Whining? Is that how engineers see criticism and complaint about their designs?
Quite frankly I don't care about the needs of engineers. They have one job and that's to design something that I want and can use to make my business more profitable and my life easier.
They don't like "whining?" "Take whatever we design, pay your bill, and shut your mouth?"...is that the attitude?
Whining? Wow.
Philbert is correct. There are many here who clearly have no idea of what goes on in a company that manufactures products, and believe engineers have the freedom to build whatever they want if only they were good enough. You really think engineers are the ones setting the parts cost limits? That's funny. It is usually dictated by management
and most of all by customers.
Designing a product requires balancing the needs of a lot of people, and usually someone feels the compromise should have been made differently to optimize it for their particular needs (of the moment).
You are wrong about the
"one job and that's to design something that I want and can use to make my business more profitable and my life easier" part.

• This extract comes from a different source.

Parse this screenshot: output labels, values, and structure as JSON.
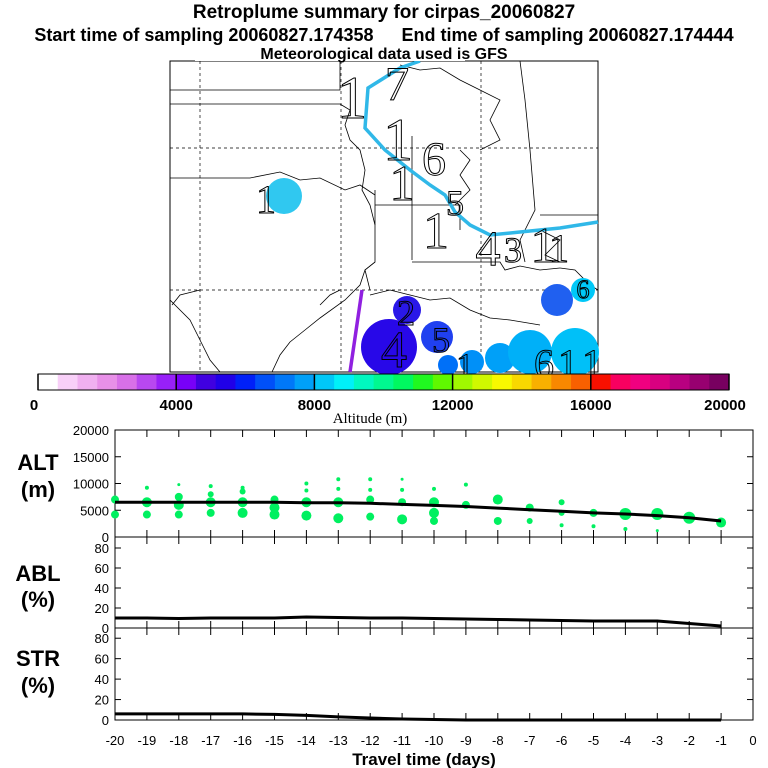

On the day someone is buying the product they want it to be less expensive.
On the day you are using the product you want it to have the best performance/comfort/ease of use.
After a while you want it to last as long as possible.
On the day something went wrong you want it to be easy to repair.
And that is just one customer - the next one has slightly different tastes, management has limited development budgets, time and parts costs, and marketing/sales has usually neglected to tell the engineers about what the customer actually wants.
As for the whining about product designs - have you ever read the chainsaw forum on AS? Heck, we have become an nation of whiners.
Anyway, the proof of the pudding is in the eating, and I am not ashamed of my work. I don't presume to tell those who spend their careers out in the woods dropping trees how they should be doing their jobs, because it is not my area of expertise and I can't really know how it is done because I haven't lived it. Just as when you read posts by those without experience it jumps right out at you, the same is true for me when I read posts by people whining about this brand or that, or guessing why something is the way it is.
This thread started with me asking about a very specific aspect of saw construction that I was curious about, and wondering if anyone had any specific knowledge about why it was done that way. There was a little relevant discussion, but the thread immediately devolved into intentional disruption and axe-grinding by the usual crowd, along with a few folks volunteering their lack of understanding, so there's not much more to be gained from it.